La segunda aduana se encuentra en Moscú, donde los halcones de la guerra del Ejército Rojo van a exigir a Putin que aproveche para aniquilar por medios tácticos o estratégicos, nucleares o convencionales, al régimen “títere” de Kiev, emitiendo una respuesta tan contundente, que sirva para disuadir a los beligerantes mediante la presión de sus sociedades que, al percibir la amenaza nuclear como real, retiren el apoyo político a los gobiernos pro Ucrania, o la decisión de una serie de medidas y ofensivas acotadas que no radicalicen las pasiones en tanto Trump llega a la Casa Blanca.
Esta situación es en la Teoría de Juegos, el clásico dilema de la solución extrema vs presión insalvable, en la que dejó de haber escenarios de contención o de ganadores plenos y la perinola caerá en el supuesto que a todos hace empatar de: todos pierden.
Lo que sí se demuestra, más allá del terror de Zelenzky, la fanfarronería de Francia o la belicosidad de Putin, es que en la elección norteamericana se debatió también la paz mundial por parte de una sociedad cansada y de un gobierno que ha llevado al mundo (y sigue haciéndolo), a situaciones de altísimo riesgo.

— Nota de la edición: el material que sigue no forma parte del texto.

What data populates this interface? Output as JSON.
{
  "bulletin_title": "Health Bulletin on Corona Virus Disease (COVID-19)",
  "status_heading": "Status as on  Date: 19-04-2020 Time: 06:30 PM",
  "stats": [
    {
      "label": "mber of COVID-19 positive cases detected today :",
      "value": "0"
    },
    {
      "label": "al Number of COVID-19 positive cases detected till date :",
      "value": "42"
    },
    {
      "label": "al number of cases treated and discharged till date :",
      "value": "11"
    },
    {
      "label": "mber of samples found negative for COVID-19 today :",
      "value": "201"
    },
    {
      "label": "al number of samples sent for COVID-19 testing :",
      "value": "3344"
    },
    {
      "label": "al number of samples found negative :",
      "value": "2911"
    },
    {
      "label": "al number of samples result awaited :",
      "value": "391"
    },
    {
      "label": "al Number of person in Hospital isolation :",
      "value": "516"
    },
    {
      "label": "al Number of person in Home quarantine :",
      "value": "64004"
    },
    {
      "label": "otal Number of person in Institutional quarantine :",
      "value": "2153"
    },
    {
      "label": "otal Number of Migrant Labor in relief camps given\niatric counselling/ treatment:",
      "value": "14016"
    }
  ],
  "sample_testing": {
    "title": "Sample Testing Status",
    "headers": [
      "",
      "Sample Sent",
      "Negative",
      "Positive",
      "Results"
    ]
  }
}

La moraleja de la historia es, o será, que cuando el enemigo es tramposo, a veces ganando se pierde; y perdiendo se gana pues, sin nada qué perder, el anciano presidente y los beneficiarios de la trama ucraniana, sin ninguna consideración hacia el modelo democrático o la estabilidad mundial, están prendiendo la mecha de una pólvora lista para estallar. En este caso, una pólvora nuclear.